Dimmi, Amore, colei che in roseo letto
Vezzosa altera giace, è donna, o Diva?
Agli atti, al volto, al prepotente aspetto,
Di Venere mi par la immagin viva;
Ma nel mirar quel dotto stuolo eletto,
Cui fa grazia di se, d’ogni altri schiva,
Per fermo (io dico in me) Minerva è quella;
Minerva a te, Cupido, ognor rubella.
Per man mi prende Amore, e non risponde:
E appressandosi lento all’alto toro,
Me spinge innanzi a forza, ed ei si asconde:
Io tremante mi arresto, e mi scoloro.
Tu tremi (il Dio mi dice) e n’hai ben d’onde;
Che sa piagar costei, non dar ristoro:
Ma, veggiam di qual ferro ell’abbia scudo
Contro il mio saettar possente e crudo.
Lei non visti miriamo. Ecco, che in mano
D’ampio volume ella si arreca il pondo:
Leggon gli occhi; lo spirto è già lontano;
Nè vuol veder del primo foglio il fondo;
Nè saper, se nel pieno, oppur nel vano,
Immobil stia, si aggiri, o libri il mondo;
Pria che il ciglio si chiuda, il libro serra:
Altri ne piglia, altri ne scaglia a terra.

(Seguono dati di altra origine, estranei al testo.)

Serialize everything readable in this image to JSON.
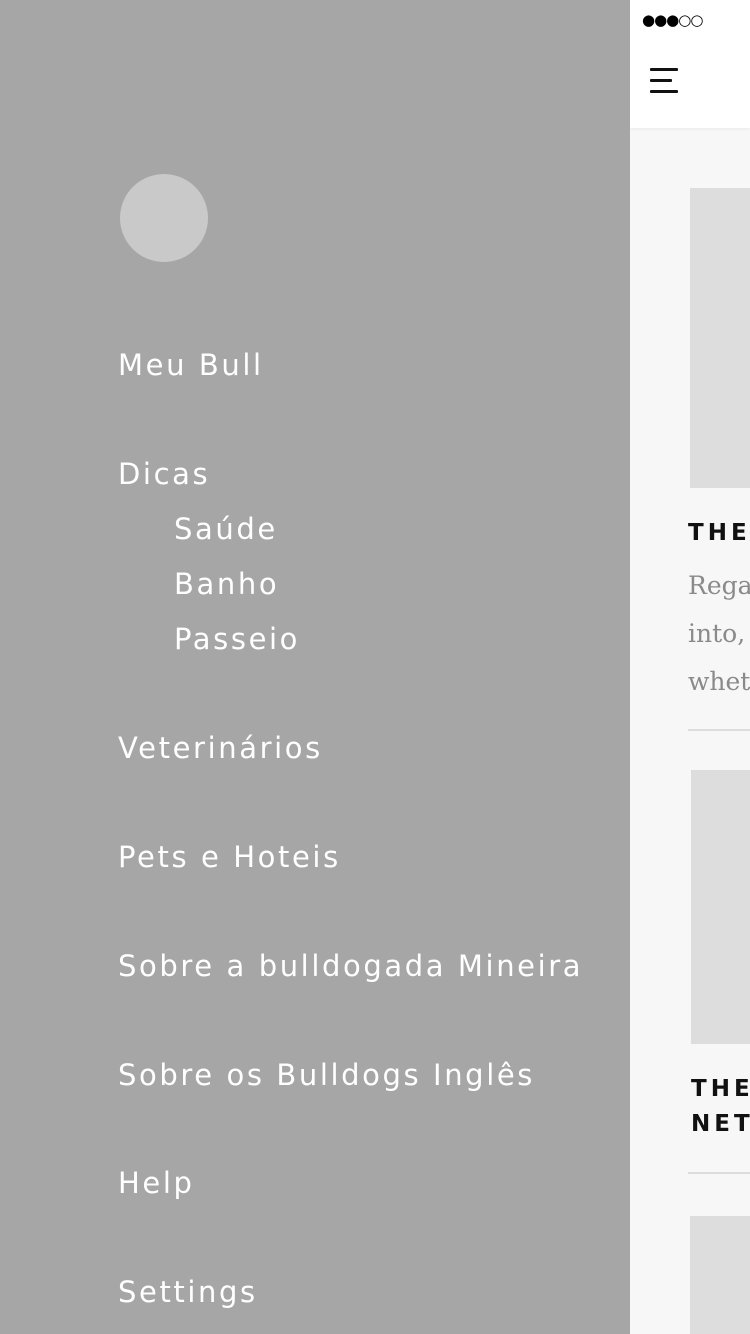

Un le vien preso al fin, che i sensi tutti
A un tratto par che in lei richiami e desti;
Gli occhi, finor languidi immoti asciutti,
Soavemente a lagrimar son presti.
Chi fu, chi fu cagion de’ dolci lutti?
Casi acerbi d’amor forse leggesti?
Ride Cupido allor di quella altera;
E dice a me: scrivi d’amore, e spera.
Spero, sì, spero di ritrarre in carte
Quel che avvampar mi sento ardor nel seno:
Spero sull’aureo letto anch’io far parte
De’ tanti libri onde è coperto appieno;
Spero raccor le lagrimette sparte,
E far forza al bel ciglio almo sereno...
E forse, un dì pentita, anco dirai,
D’amor leggendo: ahi lassa! io non amai.